The line moves slowly as the boats weave back and forth, loading passengers and their goods to row them out to the
Fortitude.
The wind again dampens Mistress Knowell's cheeks with tears.
'Lord, Mercy, why must you?' cries the husband. To me he adds, 'We have a plot of land all cleared and made ready, Sir. My brother and his wife are gone before.'
'You are indeed fortunate,' I reply.
'Indeed! yet my wife does nought but grizzle.' He turns away from us, looking outwards to the ship. Mercy Knowell, who has not the look of a spoilt or wilful woman, dabs her face on her sleeve. 'Husband,' she says.

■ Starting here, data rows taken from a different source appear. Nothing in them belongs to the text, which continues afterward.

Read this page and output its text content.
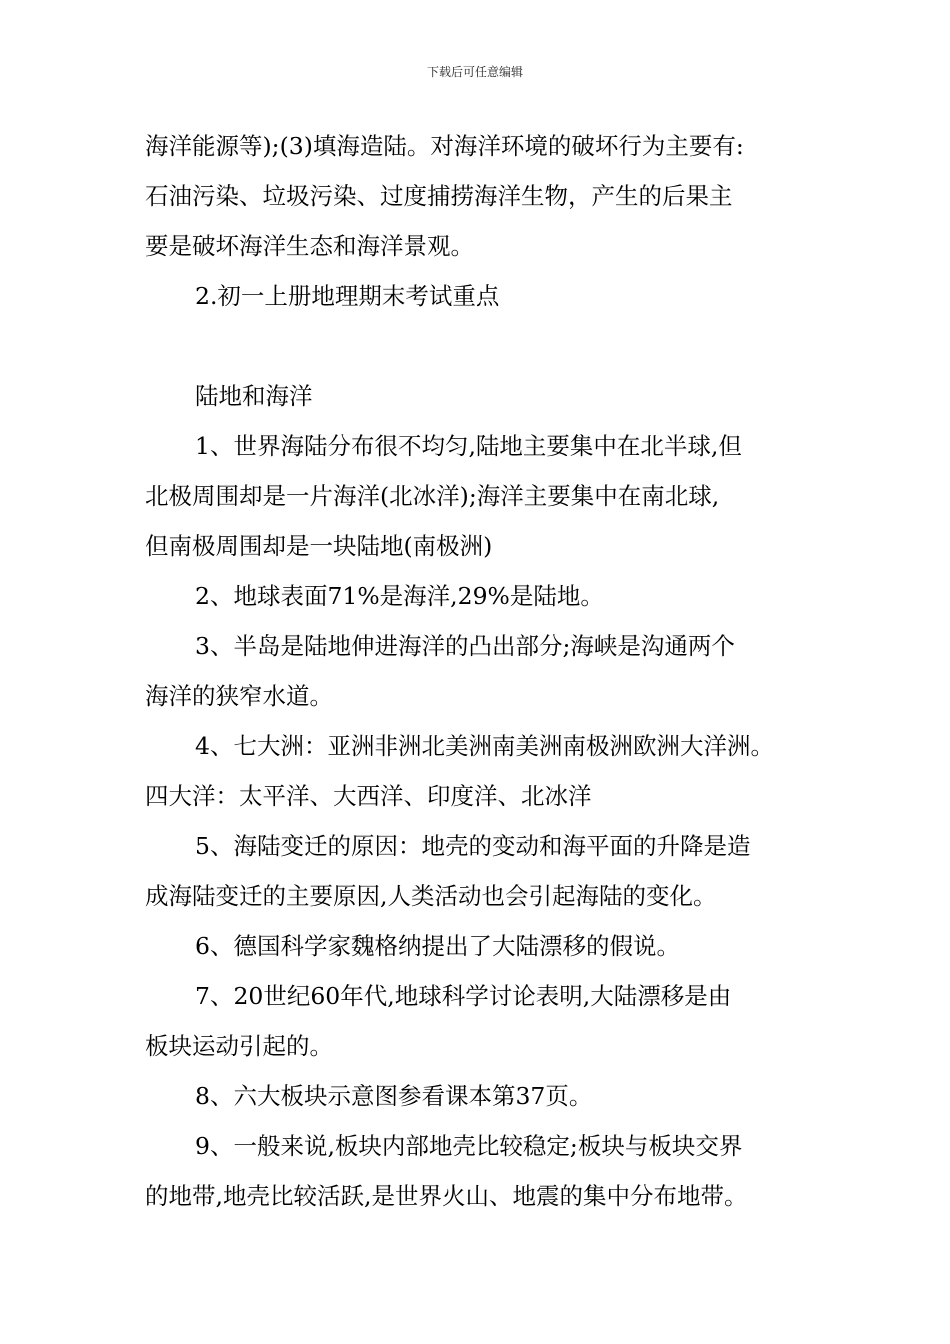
下载后可任意编辑
海洋能源等);(3)填海造陆。对海洋环境的破坏行为主要有:
石油污染、垃圾污染、过度捕捞海洋生物，产生的后果主
要是破坏海洋生态和海洋景观。
2.初一上册地理期末考试重点
陆地和海洋
1、世界海陆分布很不均匀,陆地主要集中在北半球,但
北极周围却是一片海洋(北冰洋);海洋主要集中在南北球,
但南极周围却是一块陆地(南极洲)
2、地球表面71%是海洋,29%是陆地。
3、半岛是陆地伸进海洋的凸出部分;海峡是沟通两个
海洋的狭窄水道。
4、七大洲：亚洲非洲北美洲南美洲南极洲欧洲大洋洲。
四大洋：太平洋、大西洋、印度洋、北冰洋
5、海陆变迁的原因：地壳的变动和海平面的升降是造
成海陆变迁的主要原因,人类活动也会引起海陆的变化。
6、德国科学家魏格纳提出了大陆漂移的假说。
7、20世纪60年代,地球科学讨论表明,大陆漂移是由
板块运动引起的。
8、六大板块示意图参看课本第37页。
9、一般来说,板块内部地壳比较稳定;板块与板块交界
的地带,地壳比较活跃,是世界火山、地震的集中分布地带。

He inclines towards his weeping spouse and I edge forward for she is low-voiced and I wish to hear her over the fluttering of my hat set up by the salt wind.
'I am most grateful for James's work.' Her eyes glaze afresh with unfallen tears. 'But it is here that William and Anne are buried.'
He sighs resignedly, takes her hand. Tears pill over her eyelids.
I say, 'You must not weep for the past, Madam, but cultivate hope for the future.'
She turns a watery smile upon me. 'Excellent advice, Sir, and I wonder that you yourself do not profit thereby.'
'Profit? In what wise—'
Mercy Knowell wipes the back of her finger along my cheek and then shows it me. The finger gleams with wet.
'Nothing,’ I say,’ an affliction of the eyes.'
It has now been three days that I weep and do not know it.
The boat rocks as I lower myself onto her boards. Packed in with the Knowells, with my enemy from the night before and two families, the anxious parents bidding their children sit still, I am cradled in a wooden shell. The mariners heave, bringing us little by little to our shop. How formless, I think is the sea, swelling, folding upon itself, and folds dissolving as soon as seen. I look back at England, a heap of dead Filth gilded by the early sun.
To my left there is a family where the youngest brother, fearful of the water, whimpers and snuffles like any girl. Someone says, 'Courage,' and I see Ferris take his wife by the hand and walk the length of Cheapside with her while the neighbours talk of shame.
Think not on him.
I see him in the army, defending Nathan against the Bad Angel he already loves more, and in London, composing the type for his uncle's press, his face bright with visions of a better time.
He betrayed you. Think not on him.
He sits alone, writing the letter which I scattered on the sea, and hoping I will not turn from him in disgust. He stands defenceless, in dispute with the green horseman, and I say nothing, but later kiss his neck where the man has spat on it. He raises his fists beneath the blows, while I look on.